Supporting the Arts in Western Massachusetts and Beyond

November 14, 2023

REVIEW: South Windsor Cultural Arts, "Xiaohui Yang"

Evergreen Crossings, South Windsor, CT
November 12, 2023
by Michael J. Moran

The third concert of SWCA’s 41st season featured Chinese pianist Xiaohui Yang – a winner of the 2017 Naumburg International Piano Competition, and a Curtis, Juilliard, and Peabody graduate - in a richly varied program of challenging repertoire, which she introduced with brief, informative, and touchingly personal comments.

She opened with a supple account of Mozart’s 1782 “Twelve Variations on “Ah, vous dirai-je maman,” better known to Americans as “Twinkle, Twinkle, Little Star.” It must have delighted her seven-week-old daughter Maya, who she said was her rehearsal audience for this performance.

Next came sensitive readings of two Nocturnes by Faure. Placing the more “sorrowful” No. 7 in C-sharp minor (1898) before the sunnier No. 6 in D-sharp major (1894), Yang faithfully captured the full emotional turmoil of both pieces. To illustrate their “contrast” with the contemporary “Four Pieces for Piano,” Op. 119 (1893) by Brahms, she played these three Intermezzos and closing Rhapsody with a more classical restraint.  
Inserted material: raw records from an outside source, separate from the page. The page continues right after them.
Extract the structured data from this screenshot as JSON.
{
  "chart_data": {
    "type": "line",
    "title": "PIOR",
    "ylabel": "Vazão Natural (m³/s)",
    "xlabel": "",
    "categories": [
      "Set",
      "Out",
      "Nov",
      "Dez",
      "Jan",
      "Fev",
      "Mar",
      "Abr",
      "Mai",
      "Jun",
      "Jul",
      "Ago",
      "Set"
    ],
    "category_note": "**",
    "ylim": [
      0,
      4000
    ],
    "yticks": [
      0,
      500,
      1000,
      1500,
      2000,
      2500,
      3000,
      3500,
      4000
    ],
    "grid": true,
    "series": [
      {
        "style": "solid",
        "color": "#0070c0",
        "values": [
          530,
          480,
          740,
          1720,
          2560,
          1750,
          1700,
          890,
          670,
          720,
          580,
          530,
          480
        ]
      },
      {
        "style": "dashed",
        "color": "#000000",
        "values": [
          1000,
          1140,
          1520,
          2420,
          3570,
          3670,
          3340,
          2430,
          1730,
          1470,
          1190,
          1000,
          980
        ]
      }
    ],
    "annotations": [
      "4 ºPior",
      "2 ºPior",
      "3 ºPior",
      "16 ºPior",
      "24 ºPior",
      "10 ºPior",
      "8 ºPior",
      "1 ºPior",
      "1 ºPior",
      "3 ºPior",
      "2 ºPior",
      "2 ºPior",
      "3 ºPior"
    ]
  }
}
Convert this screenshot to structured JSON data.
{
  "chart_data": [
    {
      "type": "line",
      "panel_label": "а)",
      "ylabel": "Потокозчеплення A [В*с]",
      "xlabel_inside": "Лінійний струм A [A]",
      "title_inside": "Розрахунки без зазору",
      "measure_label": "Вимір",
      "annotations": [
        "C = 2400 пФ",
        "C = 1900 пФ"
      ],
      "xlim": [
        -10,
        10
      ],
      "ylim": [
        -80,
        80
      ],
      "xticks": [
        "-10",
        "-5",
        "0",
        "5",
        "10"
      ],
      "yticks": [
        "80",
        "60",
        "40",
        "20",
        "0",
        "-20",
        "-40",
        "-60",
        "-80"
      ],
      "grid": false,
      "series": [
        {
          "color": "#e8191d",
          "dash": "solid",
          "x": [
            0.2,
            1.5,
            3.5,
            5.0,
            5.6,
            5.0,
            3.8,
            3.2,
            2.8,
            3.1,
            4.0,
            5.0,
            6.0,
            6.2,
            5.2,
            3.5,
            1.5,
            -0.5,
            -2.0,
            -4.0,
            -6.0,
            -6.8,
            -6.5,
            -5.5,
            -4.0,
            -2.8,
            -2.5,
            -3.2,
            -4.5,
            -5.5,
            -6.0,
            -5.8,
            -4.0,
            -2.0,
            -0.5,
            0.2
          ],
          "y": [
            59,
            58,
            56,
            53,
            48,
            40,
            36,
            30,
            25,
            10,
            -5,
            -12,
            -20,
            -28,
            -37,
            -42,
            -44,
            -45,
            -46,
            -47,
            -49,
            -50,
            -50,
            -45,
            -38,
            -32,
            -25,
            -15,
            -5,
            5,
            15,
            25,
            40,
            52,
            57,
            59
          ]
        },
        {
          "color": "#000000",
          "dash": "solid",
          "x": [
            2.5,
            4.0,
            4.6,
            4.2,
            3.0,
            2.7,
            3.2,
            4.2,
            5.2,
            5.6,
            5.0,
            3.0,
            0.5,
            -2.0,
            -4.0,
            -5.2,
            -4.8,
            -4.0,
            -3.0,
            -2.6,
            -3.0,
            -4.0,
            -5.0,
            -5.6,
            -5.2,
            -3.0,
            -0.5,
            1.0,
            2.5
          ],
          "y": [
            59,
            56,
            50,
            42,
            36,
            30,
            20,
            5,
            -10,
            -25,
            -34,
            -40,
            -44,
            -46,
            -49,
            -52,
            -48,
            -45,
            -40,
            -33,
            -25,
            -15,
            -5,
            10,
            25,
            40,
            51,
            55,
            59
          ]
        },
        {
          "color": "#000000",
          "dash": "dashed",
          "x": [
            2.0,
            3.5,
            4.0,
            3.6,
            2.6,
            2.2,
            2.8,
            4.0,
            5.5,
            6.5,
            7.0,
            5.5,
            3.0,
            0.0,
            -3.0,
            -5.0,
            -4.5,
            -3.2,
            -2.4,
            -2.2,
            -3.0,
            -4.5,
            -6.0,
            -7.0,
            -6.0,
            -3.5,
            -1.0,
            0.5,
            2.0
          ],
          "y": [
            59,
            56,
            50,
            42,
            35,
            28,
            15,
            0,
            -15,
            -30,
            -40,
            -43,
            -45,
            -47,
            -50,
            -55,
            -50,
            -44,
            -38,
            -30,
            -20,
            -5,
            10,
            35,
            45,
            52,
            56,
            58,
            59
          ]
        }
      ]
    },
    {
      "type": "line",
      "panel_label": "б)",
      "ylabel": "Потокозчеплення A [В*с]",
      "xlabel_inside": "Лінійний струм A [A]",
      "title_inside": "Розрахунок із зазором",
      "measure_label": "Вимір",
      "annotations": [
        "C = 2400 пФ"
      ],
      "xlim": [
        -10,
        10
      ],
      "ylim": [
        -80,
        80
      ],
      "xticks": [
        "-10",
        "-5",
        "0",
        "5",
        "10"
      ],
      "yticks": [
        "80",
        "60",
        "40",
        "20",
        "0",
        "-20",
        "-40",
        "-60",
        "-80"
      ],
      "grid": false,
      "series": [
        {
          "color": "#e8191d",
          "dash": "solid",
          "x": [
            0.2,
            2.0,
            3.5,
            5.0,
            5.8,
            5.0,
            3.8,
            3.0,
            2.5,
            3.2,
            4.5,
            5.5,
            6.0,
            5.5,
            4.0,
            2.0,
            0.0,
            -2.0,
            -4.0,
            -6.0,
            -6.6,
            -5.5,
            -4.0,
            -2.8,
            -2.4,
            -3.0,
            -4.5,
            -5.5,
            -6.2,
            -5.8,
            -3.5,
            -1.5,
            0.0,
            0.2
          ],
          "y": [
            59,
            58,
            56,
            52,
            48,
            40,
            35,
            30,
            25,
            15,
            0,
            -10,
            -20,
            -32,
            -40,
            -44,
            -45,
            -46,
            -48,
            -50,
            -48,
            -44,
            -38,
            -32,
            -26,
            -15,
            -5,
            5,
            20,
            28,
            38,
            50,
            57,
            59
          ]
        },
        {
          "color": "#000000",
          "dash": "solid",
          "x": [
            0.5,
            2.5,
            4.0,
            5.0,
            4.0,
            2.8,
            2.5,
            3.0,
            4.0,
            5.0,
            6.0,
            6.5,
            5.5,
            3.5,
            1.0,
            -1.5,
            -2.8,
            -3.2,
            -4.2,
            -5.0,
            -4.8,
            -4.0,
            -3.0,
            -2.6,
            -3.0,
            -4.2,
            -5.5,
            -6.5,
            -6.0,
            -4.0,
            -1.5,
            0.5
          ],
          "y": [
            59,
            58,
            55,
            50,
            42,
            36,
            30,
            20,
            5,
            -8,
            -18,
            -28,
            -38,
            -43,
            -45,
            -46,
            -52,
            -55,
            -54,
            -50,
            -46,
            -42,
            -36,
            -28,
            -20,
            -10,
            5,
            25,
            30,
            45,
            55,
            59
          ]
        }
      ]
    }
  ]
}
Introducing the “Six Little Piano Pieces,” Op. 19 by Schoenberg, Yang was almost apologetic for the music’s atonal style. But her prediction that it would be surprisingly listenable proved accurate, as her crystalline keyboard touch teased out hints of melody in these sparkling miniatures.

Commissioned by the Naumburg Foundation for Yang’s Carnegie Hall premiere, Israeli American composer Shulamit Ran’s 2019 “Ballade” alternates declamatory with reflective passages. Yang said Ran told her to “have fun and run with it;” her exuberant approach to the work in South Windsor exuded that spirit.    

Crediting her husband for suggesting that she end the concert, as she began it, with a set of variations, she closed the afternoon with an electrifying rendition of Chopin’s 1827 “Variations on La ci darem la mano,” a flirtatious duet in Mozart’s 1787 opera “Don Giovanni.” In this showpiece Yang demonstrated the combination of technical finesse and interpretive depth that suggest a long and brilliant career ahead for this engaging young artist.

All concerts in this free series take place on Sundays at 2:00 pm, and seating on a first-come, first-served basis begins a half-hour prior. Next up SWCA will present violinist Irina Muresanu and pianist Daniel Del Pino on January 21, 2024.